Given the strong performance of PromptReps, how might this approach be combined with or integrated into existing supervised or unsupervised retrieval methods to further enhance retrieval effectiveness

The strong performance of PromptReps can be further enhanced by combining or integrating this approach with existing supervised or unsupervised retrieval methods. One way to do this is to use PromptReps as a pre-processing step to generate initial text representations, which can then be fed into traditional retrieval models for refinement or ranking. By leveraging the strengths of both PromptReps and existing methods, it is possible to achieve improved retrieval effectiveness and efficiency.

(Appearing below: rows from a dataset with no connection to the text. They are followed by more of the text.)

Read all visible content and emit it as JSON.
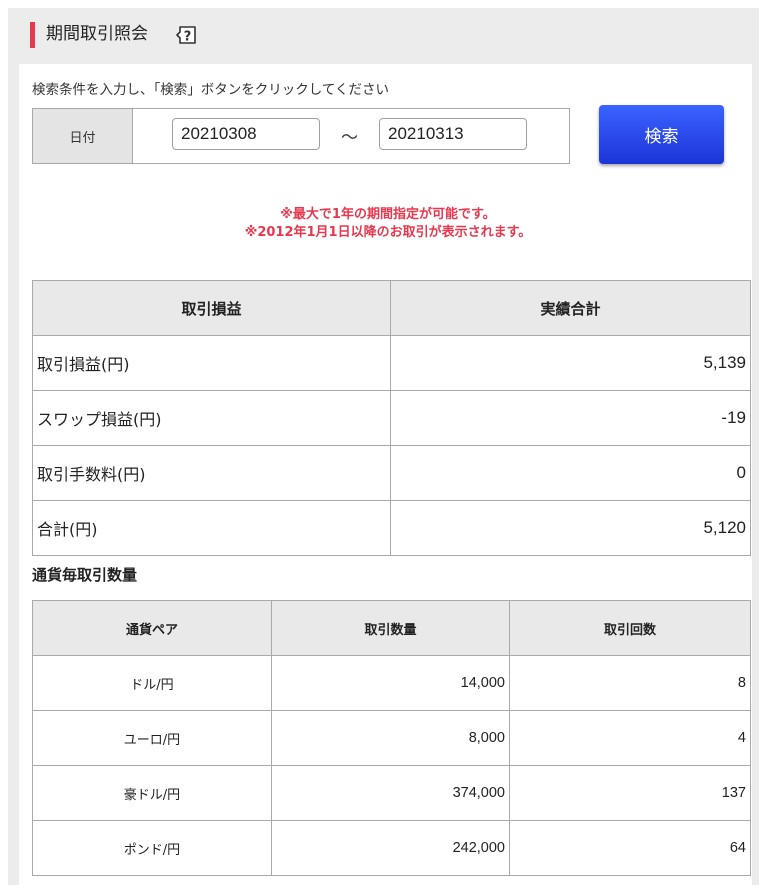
{
  "header": {
    "title": "期間取引照会",
    "help_icon": "question-mark-icon"
  },
  "search": {
    "instruction": "検索条件を入力し、「検索」ボタンをクリックしてください",
    "date_label": "日付",
    "date_from": "20210308",
    "separator": "～",
    "date_to": "20210313",
    "button_label": "検索"
  },
  "notices": [
    "※最大で1年の期間指定が可能です。",
    "※2012年1月1日以降のお取引が表示されます。"
  ],
  "summary": {
    "headers": [
      "取引損益",
      "実績合計"
    ],
    "rows": [
      {
        "label": "取引損益(円)",
        "value": "5,139"
      },
      {
        "label": "スワップ損益(円)",
        "value": "-19"
      },
      {
        "label": "取引手数料(円)",
        "value": "0"
      },
      {
        "label": "合計(円)",
        "value": "5,120"
      }
    ]
  },
  "pairs": {
    "title": "通貨毎取引数量",
    "headers": [
      "通貨ペア",
      "取引数量",
      "取引回数"
    ],
    "rows": [
      {
        "pair": "ドル/円",
        "quantity": "14,000",
        "count": "8"
      },
      {
        "pair": "ユーロ/円",
        "quantity": "8,000",
        "count": "4"
      },
      {
        "pair": "豪ドル/円",
        "quantity": "374,000",
        "count": "137"
      },
      {
        "pair": "ポンド/円",
        "quantity": "242,000",
        "count": "64"
      }
    ]
  },
  "colors": {
    "accent": "#e8384f",
    "button": "#2441e6"
  }
}
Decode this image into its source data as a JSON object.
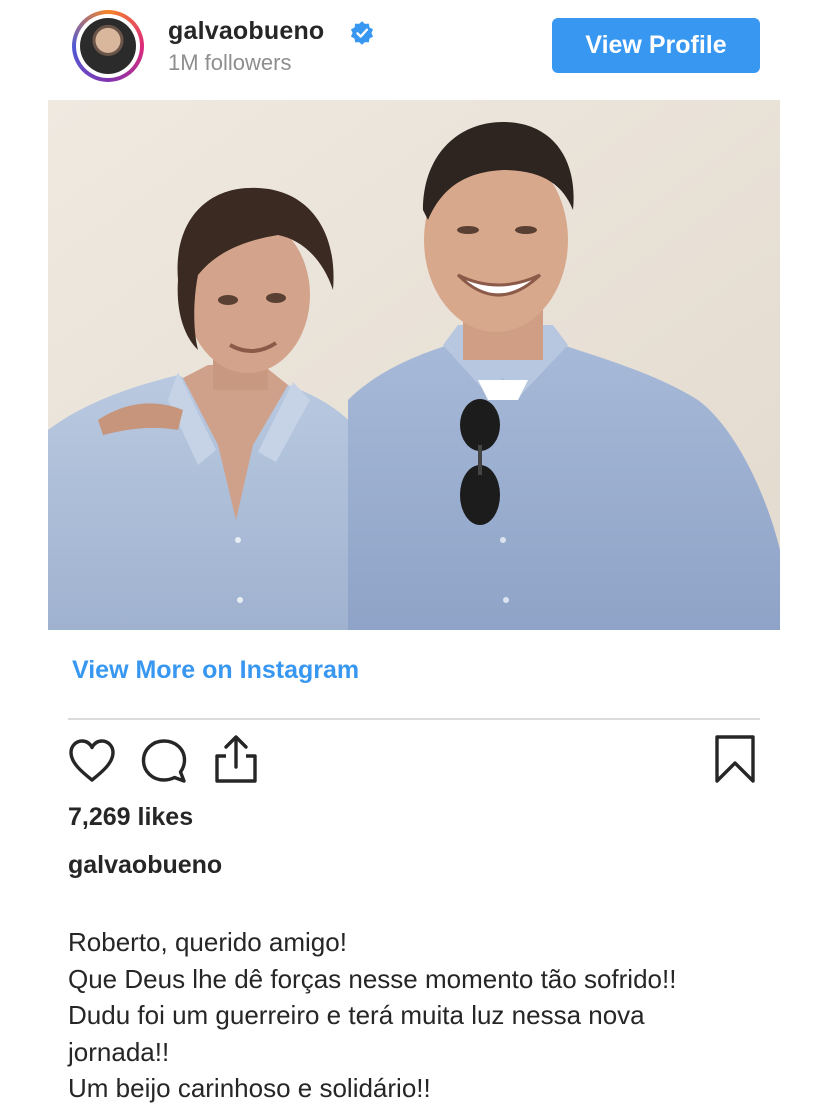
{
  "header": {
    "username": "galvaobueno",
    "followers": "1M followers",
    "view_profile_label": "View Profile"
  },
  "post": {
    "view_more_label": "View More on Instagram",
    "likes": "7,269 likes",
    "caption_user": "galvaobueno",
    "caption_lines": [
      "Roberto, querido amigo!",
      "Que Deus lhe dê forças nesse momento tão sofrido!!",
      "Dudu foi um guerreiro e terá muita luz nessa nova",
      "jornada!!",
      "Um beijo carinhoso e solidário!!"
    ]
  },
  "icons": {
    "verified": "verified-badge-icon",
    "like": "heart-icon",
    "comment": "comment-bubble-icon",
    "share": "share-icon",
    "save": "bookmark-icon"
  },
  "colors": {
    "accent": "#3897f0",
    "text": "#262626",
    "muted": "#8e8e8e",
    "divider": "#dbdbdb"
  }
}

Additionally, PromptReps can be used in conjunction with supervised learning techniques to fine-tune the representations generated by the LLM. By incorporating labeled data and training the model on specific tasks or datasets, the representations can be optimized for the retrieval task at hand. This hybrid approach combines the benefits of unsupervised prompt engineering with the precision of supervised learning, leading to enhanced performance in document retrieval. Furthermore, integrating PromptReps into a multi-stage retrieval pipeline, where different methods are applied sequentially to refine the retrieval results, can help address the limitations of individual approaches and improve overall performance. By strategically combining PromptReps with existing retrieval methods, it is possible to create a comprehensive and effective retrieval system that leverages the strengths of each approach.